Furthermore, the technological principles are not new; they stem from English scientist Michael Faraday’s work in 1831 and Serbian-American engineer Nikola Tesla’s demonstrations of wireless power transmission in the early 1900s.
Radio charging can work with low-power devices at a range of up to around 10m, making it ideal for medical implants and hearing aids. Inductive charging, which requires coils in closer proximity, could also be viable for medical devices, just as it is for electric toothbrushes.
Hitting the limits?
The pace of innovation is such that engineers are already talking about the possibility of reaching a limit in terms of how small electronic components can be. In practical terms, there is still a long way to go, but at some point, the electronics industry will come up against a theoretical wall.
"In engineering circles, there is always a lot of talk about Moore’s law, which states that the number of transistors on an integrated circuit doubles approximately every two years," says Neuman. "That happens because we make the components smaller, but the question is how far that can go.
"The barrier is reached at the smallest particle: the atom, the smallest particle of an element that is still the element. You can’t make a transistor that is smaller than an atom, and people are already working on single-atom transistors. However, people are also working on changing the structure of miniature electronic circuits from 2D to 3D, so that they are not just using a flat surface of silicon," he adds.
For now, miniaturisation is likely to set the tone for many of the innovations that will shape medical devices in
the future. Each step forward brings more advantages in terms of portability and functionality, but also raises questions about what can be done next. Creative minds immediately turn to these questions in order to find solutions, which generate the next wave of devices.
Drivers of change
It is interesting to ponder where this constant drive for innovation comes from. Is it the case that device manufacturers build in natural progression on the most recent developments, or is innovation driven by what consumers, or in this case patients, need?
For Neuman, there is no single answer to this question. Many forces push the medical device industry to come up with smaller, more powerful devices with enhanced functionality. For patients and physicians, the drivers matter less than the outcomes, and they will no doubt continue to benefit from smaller, better devices in the future.
"I would say that development in electronics is both organic and demand-driven," he notes. "The profit motive plays a role. Manufacturers always want smaller devices. Look at the mobile phone, which now does far more than just enable phone calls. The demand for smaller devices comes from the ability to do more in a given amount of space.

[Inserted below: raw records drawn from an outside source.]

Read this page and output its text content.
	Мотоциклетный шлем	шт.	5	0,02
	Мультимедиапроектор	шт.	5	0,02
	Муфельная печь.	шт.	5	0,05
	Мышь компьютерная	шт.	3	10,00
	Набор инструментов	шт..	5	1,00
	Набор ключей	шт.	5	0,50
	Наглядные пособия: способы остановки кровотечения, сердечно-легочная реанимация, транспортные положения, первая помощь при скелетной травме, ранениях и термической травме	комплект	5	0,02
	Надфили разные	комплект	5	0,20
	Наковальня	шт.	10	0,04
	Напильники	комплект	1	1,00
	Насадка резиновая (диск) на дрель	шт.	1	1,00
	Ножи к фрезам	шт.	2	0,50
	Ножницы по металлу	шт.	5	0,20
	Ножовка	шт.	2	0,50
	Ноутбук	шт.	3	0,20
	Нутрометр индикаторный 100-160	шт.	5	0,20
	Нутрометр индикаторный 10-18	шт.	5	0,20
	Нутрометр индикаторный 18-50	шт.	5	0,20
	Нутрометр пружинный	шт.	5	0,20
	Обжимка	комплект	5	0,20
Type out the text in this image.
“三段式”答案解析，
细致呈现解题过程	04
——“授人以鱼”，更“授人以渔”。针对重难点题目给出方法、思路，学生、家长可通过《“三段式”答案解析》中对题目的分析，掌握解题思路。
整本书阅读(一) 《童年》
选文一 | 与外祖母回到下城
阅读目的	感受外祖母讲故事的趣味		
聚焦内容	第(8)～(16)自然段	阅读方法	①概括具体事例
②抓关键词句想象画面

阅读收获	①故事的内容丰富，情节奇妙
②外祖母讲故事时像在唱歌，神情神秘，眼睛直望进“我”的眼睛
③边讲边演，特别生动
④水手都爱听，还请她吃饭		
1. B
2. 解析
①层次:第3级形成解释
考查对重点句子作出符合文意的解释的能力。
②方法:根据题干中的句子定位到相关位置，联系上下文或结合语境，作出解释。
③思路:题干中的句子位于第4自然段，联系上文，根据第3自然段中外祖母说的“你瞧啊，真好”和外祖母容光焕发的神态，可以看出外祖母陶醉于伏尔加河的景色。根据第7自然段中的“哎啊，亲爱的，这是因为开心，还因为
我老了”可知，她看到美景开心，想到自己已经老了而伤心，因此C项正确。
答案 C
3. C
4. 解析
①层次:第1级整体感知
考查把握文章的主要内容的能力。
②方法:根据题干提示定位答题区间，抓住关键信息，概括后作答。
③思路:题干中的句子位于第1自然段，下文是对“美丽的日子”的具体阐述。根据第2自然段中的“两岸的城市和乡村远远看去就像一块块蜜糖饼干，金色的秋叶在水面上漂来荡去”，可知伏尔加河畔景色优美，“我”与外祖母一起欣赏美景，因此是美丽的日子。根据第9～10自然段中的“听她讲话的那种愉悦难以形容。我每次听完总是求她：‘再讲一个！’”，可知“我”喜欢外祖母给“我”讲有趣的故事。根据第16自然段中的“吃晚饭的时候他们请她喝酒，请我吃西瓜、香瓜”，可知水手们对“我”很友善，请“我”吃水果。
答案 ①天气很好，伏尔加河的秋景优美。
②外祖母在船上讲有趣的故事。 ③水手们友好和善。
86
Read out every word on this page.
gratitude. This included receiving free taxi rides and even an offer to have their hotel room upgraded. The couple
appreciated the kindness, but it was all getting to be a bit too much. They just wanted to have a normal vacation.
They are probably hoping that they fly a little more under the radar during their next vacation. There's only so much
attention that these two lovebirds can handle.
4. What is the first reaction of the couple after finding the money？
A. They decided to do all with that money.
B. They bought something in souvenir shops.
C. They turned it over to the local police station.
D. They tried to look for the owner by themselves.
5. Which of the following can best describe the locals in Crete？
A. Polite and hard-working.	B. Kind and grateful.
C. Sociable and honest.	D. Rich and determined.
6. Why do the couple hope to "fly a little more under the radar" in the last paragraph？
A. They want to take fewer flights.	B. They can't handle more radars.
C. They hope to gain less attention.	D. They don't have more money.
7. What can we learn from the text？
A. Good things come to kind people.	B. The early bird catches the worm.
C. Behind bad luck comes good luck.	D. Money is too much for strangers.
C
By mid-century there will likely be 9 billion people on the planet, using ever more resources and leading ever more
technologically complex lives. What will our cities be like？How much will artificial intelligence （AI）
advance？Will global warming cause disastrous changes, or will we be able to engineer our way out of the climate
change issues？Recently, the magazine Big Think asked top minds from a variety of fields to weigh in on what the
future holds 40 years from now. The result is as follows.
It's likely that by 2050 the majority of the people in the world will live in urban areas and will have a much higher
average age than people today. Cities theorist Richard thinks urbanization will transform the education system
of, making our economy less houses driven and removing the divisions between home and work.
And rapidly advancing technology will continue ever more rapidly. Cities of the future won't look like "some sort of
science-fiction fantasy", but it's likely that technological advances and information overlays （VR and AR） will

"In the medical devices industry, the drive comes from wanting devices to perform their function with fewer limitations on people," he continues. "For instance, the industry wanted pacemakers that were implantable and entirely internal. They are safer from external interference and they give patients more freedom, more mobility," he adds.
In every part of the electronics industry, the goal is to make devices that are smaller and more powerful, to do more with less, and ultimately create devices that cost less, too, when they can be mass-produced."